FRESH YARN presents:

Postcards of What Was Missing
By Leigh Ann Henion

Postcard 1

I have just reached my hotel in Quito, Ecuador. It is a city screaming with bus brakes and rabid dogs. I am already weary, but I pause to talk to a woman who has set up shop on the stoop outside of the lobby. Her name is Rosa. She is 79 years old, and she has spread her white linens over gray cement, where they appear as fully bloomed lilies growing in stark contrast to such a gritty city.
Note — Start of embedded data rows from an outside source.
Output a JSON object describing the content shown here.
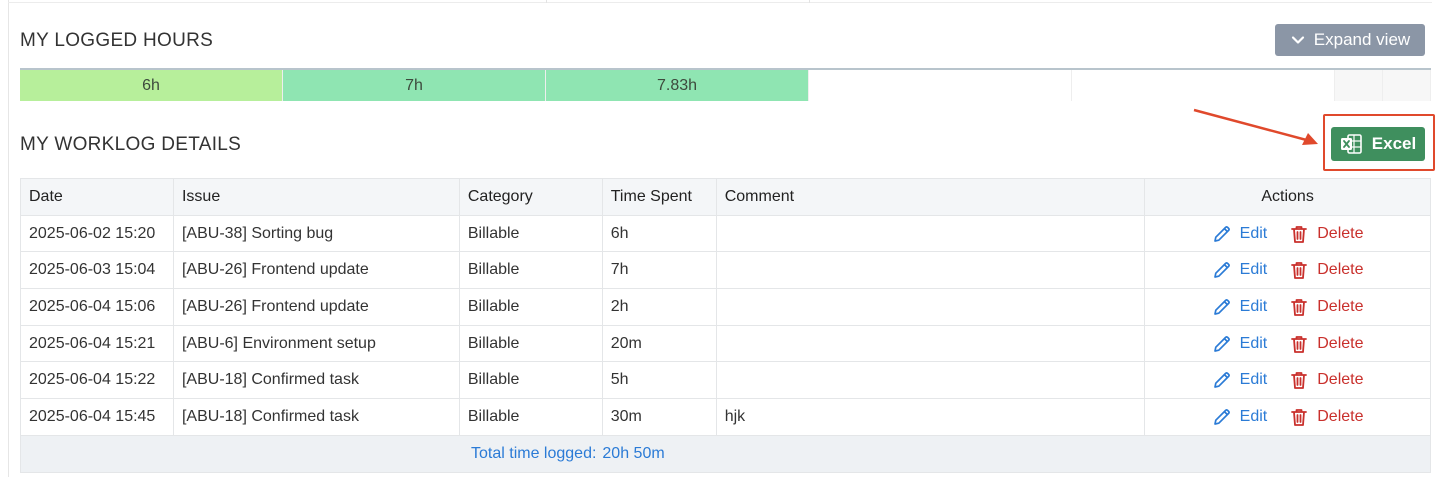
{
  "logged_hours": {
    "title": "MY LOGGED HOURS",
    "expand_label": "Expand view",
    "cells": [
      {
        "label": "6h",
        "color": "#b7ef9b"
      },
      {
        "label": "7h",
        "color": "#8fe5b2"
      },
      {
        "label": "7.83h",
        "color": "#8fe5b2"
      },
      {
        "label": "",
        "color": "#ffffff"
      },
      {
        "label": "",
        "color": "#ffffff"
      },
      {
        "label": "",
        "color": "#f7f7f7"
      },
      {
        "label": "",
        "color": "#f7f7f7"
      }
    ]
  },
  "worklog": {
    "title": "MY WORKLOG DETAILS",
    "excel_label": "Excel",
    "columns": [
      "Date",
      "Issue",
      "Category",
      "Time Spent",
      "Comment",
      "Actions"
    ],
    "rows": [
      {
        "date": "2025-06-02 15:20",
        "issue": "[ABU-38] Sorting bug",
        "category": "Billable",
        "time": "6h",
        "comment": ""
      },
      {
        "date": "2025-06-03 15:04",
        "issue": "[ABU-26] Frontend update",
        "category": "Billable",
        "time": "7h",
        "comment": ""
      },
      {
        "date": "2025-06-04 15:06",
        "issue": "[ABU-26] Frontend update",
        "category": "Billable",
        "time": "2h",
        "comment": ""
      },
      {
        "date": "2025-06-04 15:21",
        "issue": "[ABU-6] Environment setup",
        "category": "Billable",
        "time": "20m",
        "comment": ""
      },
      {
        "date": "2025-06-04 15:22",
        "issue": "[ABU-18] Confirmed task",
        "category": "Billable",
        "time": "5h",
        "comment": ""
      },
      {
        "date": "2025-06-04 15:45",
        "issue": "[ABU-18] Confirmed task",
        "category": "Billable",
        "time": "30m",
        "comment": "hjk"
      }
    ],
    "edit_label": "Edit",
    "delete_label": "Delete",
    "total_label": "Total time logged:",
    "total_value": "20h 50m"
  },
  "colors": {
    "accent_blue": "#2b7bd6",
    "danger_red": "#c9302c",
    "excel_green": "#3f8f5e",
    "highlight_red": "#e0492c"
  }
}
Each piece of material is covered in the colors of wild mountain flowers, intricately embroidered with such detail that I remark, "Que bonita, how pretty!" They are the most beautiful and delicate pieces of hand embroidery I have ever seen. Rosa smiles when I tell her this. She hides her pleasure behind weathered hands, but her eyes betray her delight. I soon realize that they have also betrayed her. Strained from years of her craft, they are nearly blind.

Postcard 2

Traveling the Pan-American Highway from Quito to Cuenca by bus, I am struck by the absence of human presence. This pocked passageway is so rural that sometimes there are no signs of settlement for hours at a time. It feels like we are in the middle of nowhere. Given this, it is striking to me that there are wooden crates of empty Coca-Cola bottles sitting by the side of the only-partially-paved highway every now and again.
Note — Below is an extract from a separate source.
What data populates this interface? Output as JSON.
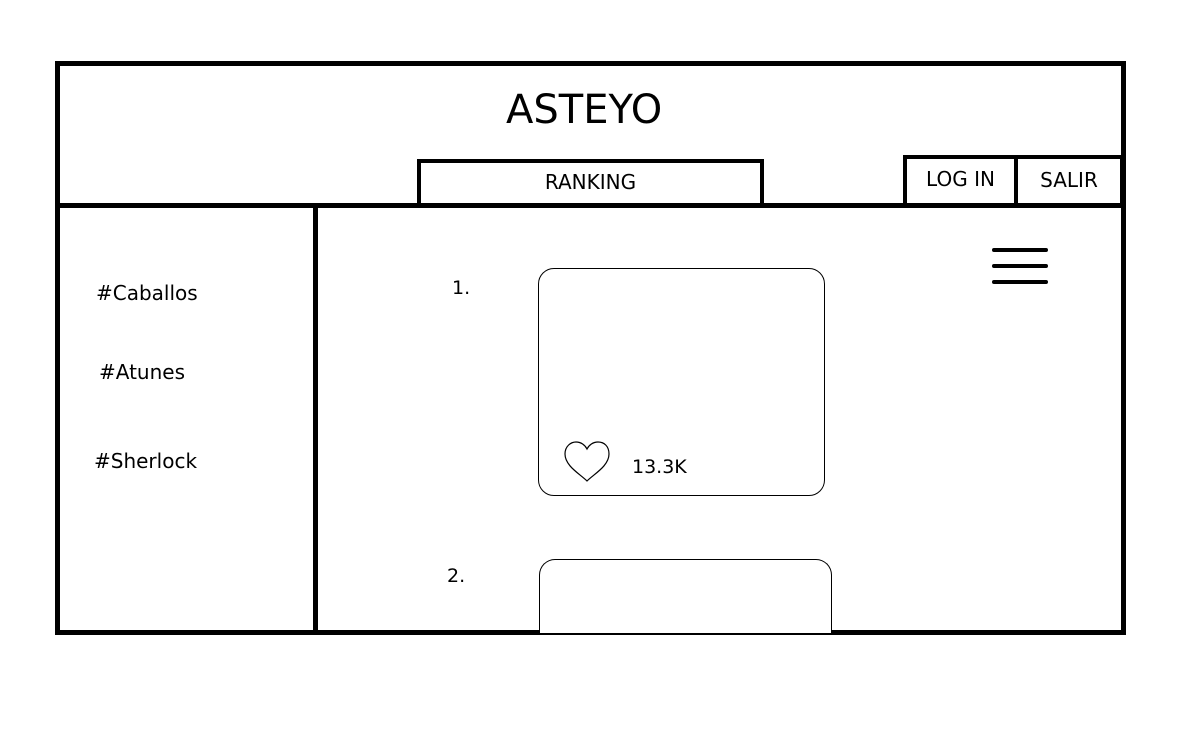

The bus driver explains that these crates have been brought to the road by people living deep in the Andes, people who are waiting for a delivery truck to replace these empty boxes with bottles full of a magical sugar elixir. But even when the replenished containers are carried back to the huts with thatched straw and cornstalk roofs, they will still be empty of nourishment.

Postcard 3

There are deep gashes in the Pan-American Highway. There are large sections where the earth has gone missing. These are trenches made by indigenous people who seek to protest economic policies that do not include their interests. The native residents of this area have few tools, but they have their labor, their hands. They know how to dig into the earth.
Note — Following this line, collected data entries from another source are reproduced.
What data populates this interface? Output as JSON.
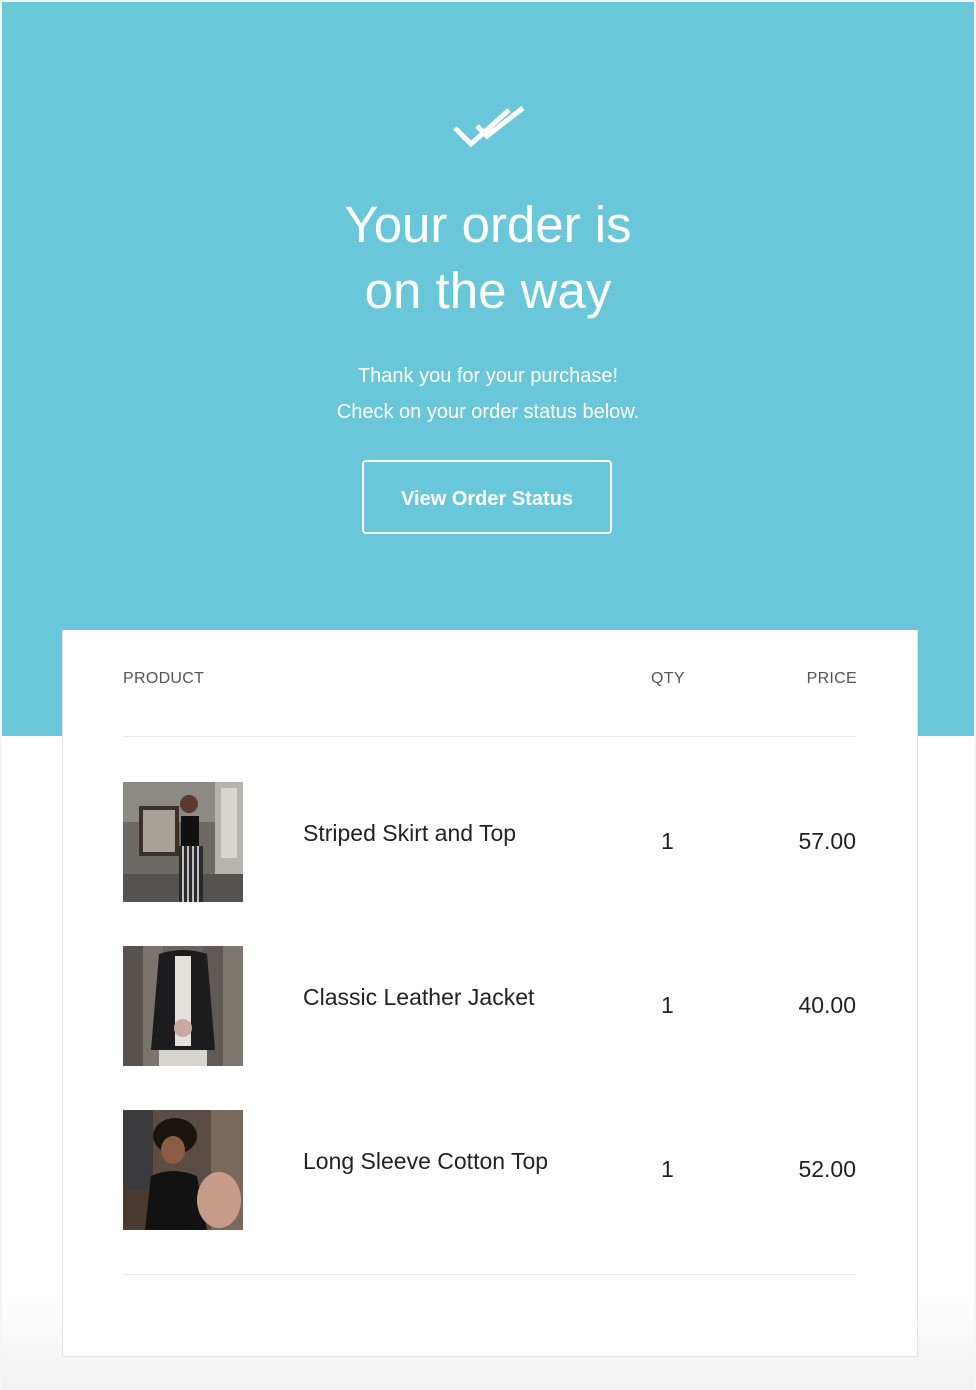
{
  "hero": {
    "background_color": "#6ac7da",
    "icon": "double-check-icon",
    "title_line1": "Your order is",
    "title_line2": "on the way",
    "subtitle_line1": "Thank you for your purchase!",
    "subtitle_line2": "Check on your order status below.",
    "button_label": "View Order Status"
  },
  "order_table": {
    "headers": {
      "product": "PRODUCT",
      "qty": "QTY",
      "price": "PRICE"
    },
    "items": [
      {
        "name": "Striped Skirt and Top",
        "qty": "1",
        "price": "57.00"
      },
      {
        "name": "Classic Leather Jacket",
        "qty": "1",
        "price": "40.00"
      },
      {
        "name": "Long Sleeve Cotton Top",
        "qty": "1",
        "price": "52.00"
      }
    ]
  }
}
The protesters sometimes find discarded tires to burn in these holes. Here, at 11,000 feet, they send smoke signals to those above them. I do not know if they are meant for politicians or gods. I wonder how long these burning earth-scars will remain.


Postcard 4


The bus stops at a small store that is nothing more than a cement building. Three brothers with eyes streaming puss clamor to greet us. They hold their tiny brown hands out, cupped to catch whatever coins we might have in our bags so that they might fill their own shallow pockets. I ask them their names, and they look at me, puzzled.

I do not speak Spanish very well. No tengo muchos palabras de Espanol, I do not have many Spanish words, and the ones I do have are not strung together very well. But I soon realize that they have none. They are Quichua speakers, and we are both foreigners to the wealthy people of this land.

Postcard 5

Our bus driver's name is Juan. He has veered off of our straight-to-Cuenca itinerary to take us to the Jardin de La Virgen. The Virgin Mary has been reported to appear here for at least twenty years. At least, that's what Juan tells us as we bounce down the bus stairs. People come from all over Ecuador to drink from the river in the valley below. They come hoping to be emptied of ailments, to be filled by faith.

Juan says that he himself has seen miracles here. He says that once the sun shone only on one section of the valley to form a dome, like a halo over the land. A friend who was with him took a photograph to prove that the strange lighting had occurred, but the photo hadn't turned out. "Many people try to take pictures of the miracles here," he tells us, "but somehow the miracles always elude capture."

I imagine Juan and his friends examining their own photos of the valley. I think of how they must squint even still when they look at those photos, concentrating on the image, running their fingers across the gelatin of the print. Not seeing what is there as much as what is missing.